Now make the substitutions \displaystyle \begin{align*} u = \ln{(y)} \implies du = \frac{1}{y}\,dy \end{align*} and \displaystyle \begin{align*} v = \cos{(x)} \implies dv = -\sin{(x)}\,dx \end{align*} and the DE becomes

\displaystyle \begin{align*} \int{\frac{1}{u}\,du} &= -\int{ \frac{1}{1 - v^2}\,dv} \end{align*}

This should now be easy to solve. The RHS requires partial fractions.

Alternatively, you could have that

$$\begin{aligned} \frac{1}{y\ln y}\frac{dy}{dx} &= \csc x\\ \frac{1}{y\ln y}\frac{dy}{dx} &= \csc x \cdot \frac{\csc x + \cot x}{\csc x+\cot x}\\ \frac{1}{y\ln y}\frac{dy}{dx} &= \frac{\csc^2x + \csc x\cot x}{\csc x + \cot x}\\ \int\frac{1}{y\ln y}\,dy &= -\int\frac{-\csc^2x-\csc x\cot x}{\csc x+\cot x}\,dx\end{aligned}$$

Making the substitutions $u=\ln y\implies \,du=\frac{1}{y}\,dy$ and $v=\csc x+\cot x \implies \,dv = -\csc^2x-\csc x\cot x\,dx$ transforms the problem into
$$\int\frac{1}{u}\,du = -\int\frac{1}{v}\,dv$$
which is an easy problem to solve from here.

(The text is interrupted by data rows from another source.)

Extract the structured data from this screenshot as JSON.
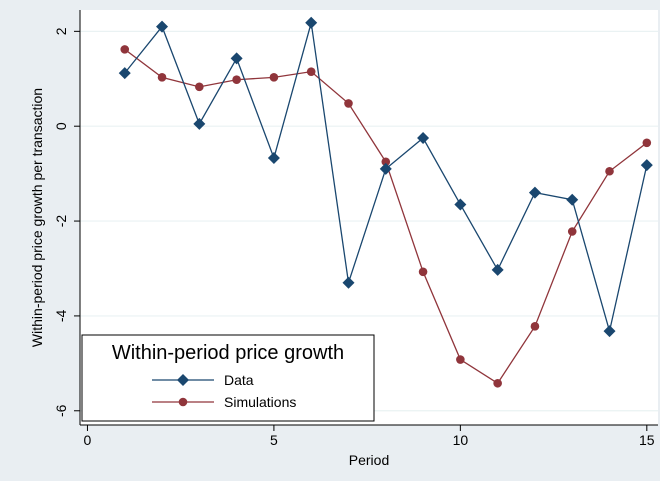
{
  "chart_data": {
    "type": "line",
    "xlabel": "Period",
    "ylabel": "Within-period price growth per transaction",
    "xlim": [
      -0.2,
      15.3
    ],
    "ylim": [
      -6.3,
      2.45
    ],
    "xticks": [
      0,
      5,
      10,
      15
    ],
    "yticks": [
      2,
      0,
      -2,
      -4,
      -6
    ],
    "grid": "horizontal",
    "legend": {
      "title": "Within-period price growth",
      "placement": "bottom-left",
      "entries": [
        "Data",
        "Simulations"
      ]
    },
    "series": [
      {
        "name": "Data",
        "marker": "diamond",
        "color": "#1a476f",
        "x": [
          1,
          2,
          3,
          4,
          5,
          6,
          7,
          8,
          9,
          10,
          11,
          12,
          13,
          14,
          15
        ],
        "y": [
          1.12,
          2.1,
          0.05,
          1.43,
          -0.67,
          2.18,
          -3.3,
          -0.9,
          -0.25,
          -1.65,
          -3.03,
          -1.4,
          -1.55,
          -4.32,
          -0.82
        ]
      },
      {
        "name": "Simulations",
        "marker": "circle",
        "color": "#90353b",
        "x": [
          1,
          2,
          3,
          4,
          5,
          6,
          7,
          8,
          9,
          10,
          11,
          12,
          13,
          14,
          15
        ],
        "y": [
          1.62,
          1.03,
          0.83,
          0.98,
          1.03,
          1.15,
          0.48,
          -0.75,
          -3.07,
          -4.92,
          -5.42,
          -4.22,
          -2.22,
          -0.95,
          -0.35
        ]
      }
    ]
  }
}
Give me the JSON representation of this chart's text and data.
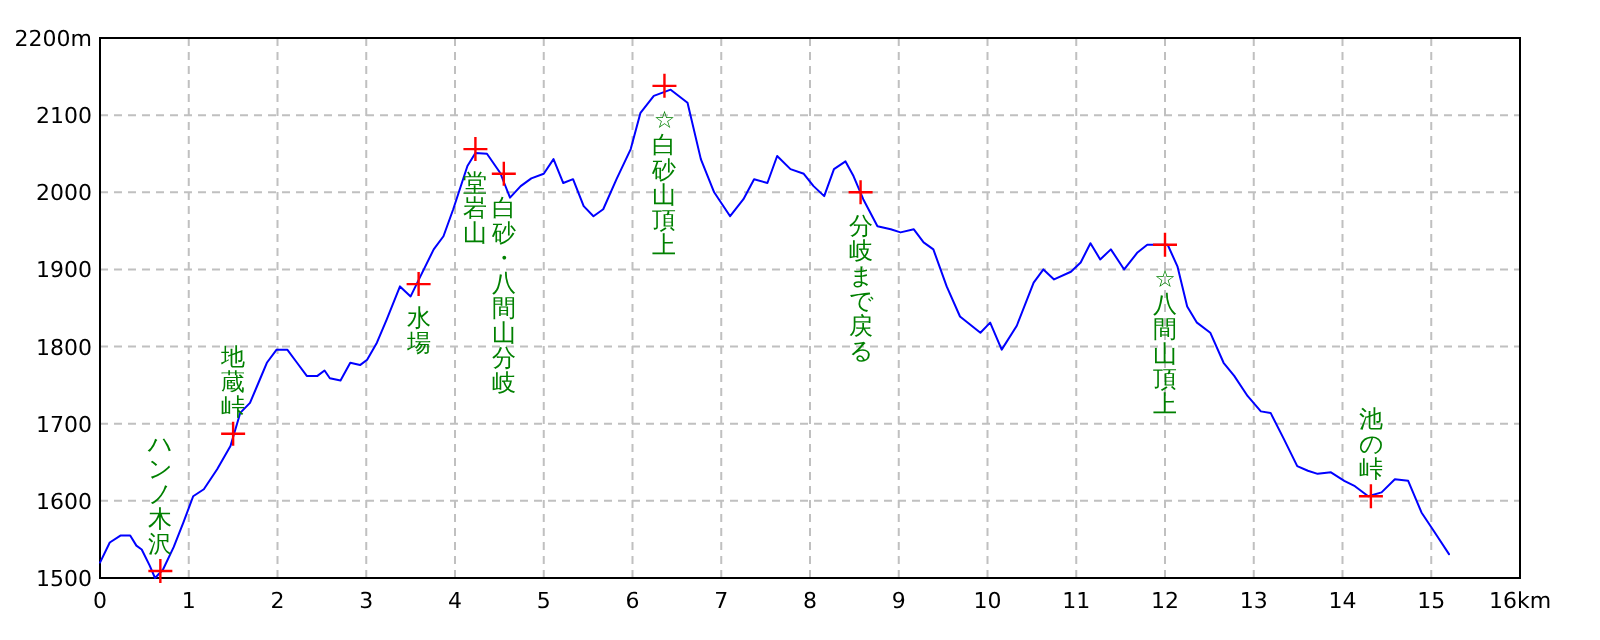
{
  "chart_data": {
    "type": "line",
    "xlim": [
      0,
      16
    ],
    "ylim": [
      1500,
      2200
    ],
    "xticks": [
      0,
      1,
      2,
      3,
      4,
      5,
      6,
      7,
      8,
      9,
      10,
      11,
      12,
      13,
      14,
      15,
      {
        "value": 16,
        "label": "16km"
      }
    ],
    "yticks": [
      1500,
      1600,
      1700,
      1800,
      1900,
      2000,
      2100,
      {
        "value": 2200,
        "label": "2200m"
      }
    ],
    "grid": true,
    "series": [
      {
        "color": "#0000ff",
        "line_style": "solid",
        "marker": "none",
        "x": [
          0,
          0.11,
          0.23,
          0.34,
          0.41,
          0.47,
          0.56,
          0.62,
          0.71,
          0.83,
          0.94,
          1.05,
          1.17,
          1.32,
          1.47,
          1.58,
          1.69,
          1.8,
          1.88,
          1.99,
          2.11,
          2.22,
          2.33,
          2.45,
          2.53,
          2.59,
          2.71,
          2.82,
          2.93,
          3.01,
          3.12,
          3.23,
          3.38,
          3.5,
          3.61,
          3.76,
          3.87,
          3.98,
          4.14,
          4.23,
          4.36,
          4.51,
          4.62,
          4.74,
          4.86,
          5.0,
          5.11,
          5.22,
          5.33,
          5.45,
          5.56,
          5.67,
          5.82,
          5.98,
          6.09,
          6.24,
          6.43,
          6.62,
          6.77,
          6.92,
          7.1,
          7.25,
          7.37,
          7.52,
          7.63,
          7.78,
          7.93,
          8.04,
          8.16,
          8.27,
          8.4,
          8.49,
          8.6,
          8.76,
          8.91,
          9.02,
          9.17,
          9.28,
          9.39,
          9.54,
          9.69,
          9.92,
          10.03,
          10.16,
          10.33,
          10.52,
          10.63,
          10.75,
          10.94,
          11.05,
          11.16,
          11.27,
          11.39,
          11.54,
          11.69,
          11.8,
          12.03,
          12.14,
          12.25,
          12.36,
          12.51,
          12.66,
          12.78,
          12.93,
          13.08,
          13.19,
          13.34,
          13.49,
          13.61,
          13.72,
          13.87,
          14.02,
          14.14,
          14.29,
          14.44,
          14.59,
          14.74,
          14.89,
          15.04,
          15.2
        ],
        "values": [
          1520,
          1546,
          1555,
          1555,
          1542,
          1537,
          1516,
          1500,
          1511,
          1540,
          1572,
          1606,
          1615,
          1641,
          1671,
          1714,
          1727,
          1757,
          1779,
          1796,
          1796,
          1779,
          1762,
          1762,
          1769,
          1759,
          1756,
          1779,
          1776,
          1783,
          1805,
          1835,
          1878,
          1865,
          1891,
          1926,
          1943,
          1978,
          2034,
          2051,
          2050,
          2025,
          1993,
          2008,
          2018,
          2024,
          2043,
          2012,
          2017,
          1982,
          1969,
          1978,
          2017,
          2056,
          2103,
          2125,
          2133,
          2116,
          2043,
          2000,
          1969,
          1991,
          2017,
          2012,
          2047,
          2030,
          2024,
          2008,
          1995,
          2030,
          2040,
          2021,
          1991,
          1956,
          1952,
          1948,
          1952,
          1935,
          1926,
          1878,
          1839,
          1818,
          1831,
          1796,
          1827,
          1883,
          1900,
          1887,
          1897,
          1909,
          1934,
          1913,
          1926,
          1900,
          1922,
          1932,
          1932,
          1904,
          1852,
          1831,
          1818,
          1779,
          1762,
          1736,
          1716,
          1714,
          1680,
          1645,
          1639,
          1635,
          1637,
          1626,
          1619,
          1606,
          1611,
          1628,
          1626,
          1585,
          1559,
          1531
        ]
      },
      {
        "type": "scatter",
        "color": "#ff0000",
        "marker": "cross",
        "x": [
          0.68,
          1.5,
          3.59,
          4.23,
          4.55,
          6.36,
          8.57,
          12.0,
          14.32
        ],
        "values": [
          1509,
          1687,
          1881,
          2056,
          2024,
          2138,
          2000,
          1932,
          1606
        ]
      }
    ],
    "annotations": [
      {
        "text": "ハンノ木沢",
        "x": 0.68,
        "y": 1509
      },
      {
        "text": "地蔵峠",
        "x": 1.5,
        "y": 1687
      },
      {
        "text": "水場",
        "x": 3.59,
        "y": 1881
      },
      {
        "text": "堂岩山",
        "x": 4.23,
        "y": 2056
      },
      {
        "text": "白砂・八間山分岐",
        "x": 4.55,
        "y": 2024
      },
      {
        "text": "☆白砂山頂上",
        "x": 6.36,
        "y": 2138
      },
      {
        "text": "分岐まで戻る",
        "x": 8.57,
        "y": 2000
      },
      {
        "text": "☆八間山頂上",
        "x": 12.0,
        "y": 1932
      },
      {
        "text": "池の峠",
        "x": 14.32,
        "y": 1606
      }
    ]
  }
}
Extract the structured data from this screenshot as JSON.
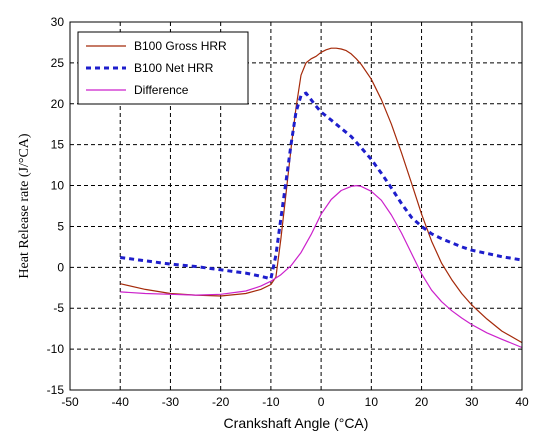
{
  "chart_data": {
    "type": "line",
    "title": "",
    "xlabel": "Crankshaft Angle  (°CA)",
    "ylabel": "Heat Release rate  (J/°CA)",
    "xlim": [
      -50,
      40
    ],
    "ylim": [
      -15,
      30
    ],
    "xticks": [
      -50,
      -40,
      -30,
      -20,
      -10,
      0,
      10,
      20,
      30,
      40
    ],
    "yticks": [
      -15,
      -10,
      -5,
      0,
      5,
      10,
      15,
      20,
      25,
      30
    ],
    "grid": true,
    "legend_position": "top-left",
    "series": [
      {
        "name": "B100 Gross HRR",
        "color": "#a52a0a",
        "style": "solid",
        "x": [
          -40,
          -35,
          -30,
          -25,
          -20,
          -15,
          -12,
          -10,
          -9,
          -8,
          -7,
          -6,
          -5,
          -4,
          -3,
          -2,
          -1,
          0,
          1,
          2,
          3,
          4,
          5,
          6,
          7,
          8,
          10,
          12,
          14,
          16,
          18,
          20,
          22,
          24,
          26,
          28,
          30,
          33,
          36,
          40
        ],
        "y": [
          -2,
          -2.7,
          -3.2,
          -3.4,
          -3.5,
          -3.2,
          -2.7,
          -2.1,
          -1.2,
          3.5,
          9,
          14.5,
          19.5,
          23.5,
          25,
          25.5,
          25.8,
          26.3,
          26.6,
          26.8,
          26.8,
          26.7,
          26.5,
          26.1,
          25.5,
          24.8,
          23,
          20.5,
          17.5,
          14,
          10.3,
          6.5,
          3.2,
          0.5,
          -1.5,
          -3.2,
          -4.6,
          -6.3,
          -7.8,
          -9.2
        ]
      },
      {
        "name": "B100 Net HRR",
        "color": "#1e1ecc",
        "style": "dashed",
        "x": [
          -40,
          -35,
          -30,
          -25,
          -20,
          -15,
          -12,
          -10,
          -9,
          -8,
          -7,
          -6,
          -5,
          -4,
          -3,
          -2,
          -1,
          0,
          2,
          4,
          6,
          8,
          10,
          12,
          14,
          16,
          18,
          20,
          22,
          24,
          26,
          28,
          30,
          33,
          36,
          40
        ],
        "y": [
          1.2,
          0.8,
          0.4,
          0.1,
          -0.3,
          -0.7,
          -1.1,
          -1.4,
          1.5,
          6,
          10.5,
          15,
          19,
          21,
          21.3,
          20.5,
          19.7,
          19,
          18,
          17,
          16,
          14.6,
          13.2,
          11.5,
          9.7,
          7.8,
          6.1,
          5,
          4.1,
          3.5,
          3,
          2.5,
          2.1,
          1.7,
          1.3,
          0.9
        ]
      },
      {
        "name": "Difference",
        "color": "#cc22cc",
        "style": "solid",
        "x": [
          -40,
          -35,
          -30,
          -25,
          -20,
          -15,
          -12,
          -10,
          -8,
          -6,
          -4,
          -2,
          0,
          2,
          4,
          6,
          7,
          8,
          10,
          12,
          14,
          16,
          18,
          20,
          22,
          24,
          26,
          28,
          30,
          33,
          36,
          40
        ],
        "y": [
          -3,
          -3.2,
          -3.3,
          -3.4,
          -3.3,
          -2.9,
          -2.3,
          -1.7,
          -0.9,
          0.2,
          1.8,
          4,
          6.5,
          8.3,
          9.4,
          9.9,
          10,
          9.9,
          9.3,
          8.2,
          6.4,
          4.2,
          1.7,
          -0.8,
          -2.8,
          -4.2,
          -5.3,
          -6.2,
          -7,
          -8,
          -8.8,
          -9.8
        ]
      }
    ]
  }
}
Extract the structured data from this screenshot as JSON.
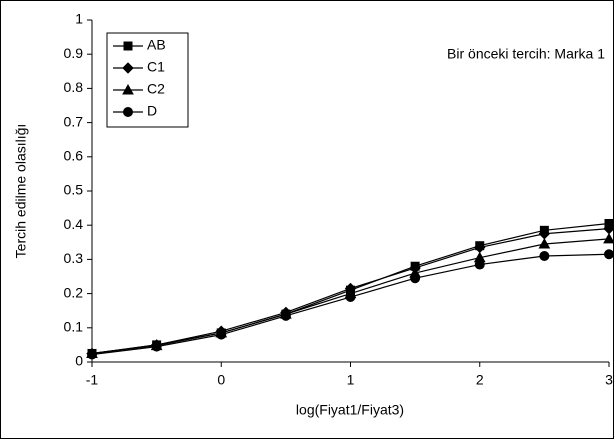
{
  "chart_data": {
    "type": "line",
    "annotation": "Bir önceki tercih: Marka 1",
    "x_label": "log(Fiyat1/Fiyat3)",
    "y_label": "Tercih edilme olasılığı",
    "x": [
      -1,
      -0.5,
      0,
      0.5,
      1,
      1.5,
      2,
      2.5,
      3
    ],
    "series": [
      {
        "name": "AB",
        "color": "#000000",
        "marker": "square",
        "values": [
          0.025,
          0.05,
          0.085,
          0.14,
          0.21,
          0.28,
          0.34,
          0.385,
          0.405
        ]
      },
      {
        "name": "C1",
        "color": "#000000",
        "marker": "diamond",
        "values": [
          0.025,
          0.05,
          0.09,
          0.145,
          0.215,
          0.275,
          0.335,
          0.375,
          0.39
        ]
      },
      {
        "name": "C2",
        "color": "#000000",
        "marker": "triangle",
        "values": [
          0.025,
          0.048,
          0.085,
          0.14,
          0.2,
          0.26,
          0.305,
          0.345,
          0.36
        ]
      },
      {
        "name": "D",
        "color": "#000000",
        "marker": "circle",
        "values": [
          0.022,
          0.045,
          0.08,
          0.135,
          0.19,
          0.245,
          0.285,
          0.31,
          0.315
        ]
      }
    ],
    "xlim": [
      -1,
      3
    ],
    "xticks": [
      -1,
      0,
      1,
      2,
      3
    ],
    "ylim": [
      0,
      1
    ],
    "yticks": [
      0,
      0.1,
      0.2,
      0.3,
      0.4,
      0.5,
      0.6,
      0.7,
      0.8,
      0.9,
      1
    ],
    "legend": "top-left"
  }
}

The reason why I also present it this way is because the OP seems to be relying on the fact that $\displaystyle\int \csc x \,dx = -\ln|\csc x + \cot x| + C$ in the solution attempt seen in their original post.

 

[Chipset3600]

Actually the problem isn't solve the integral, as you can see in my link "

http://i.imgur.com/kIV2kh7.jpg

" with my solution i found a particular solution that isn't the same of book: "y = 1".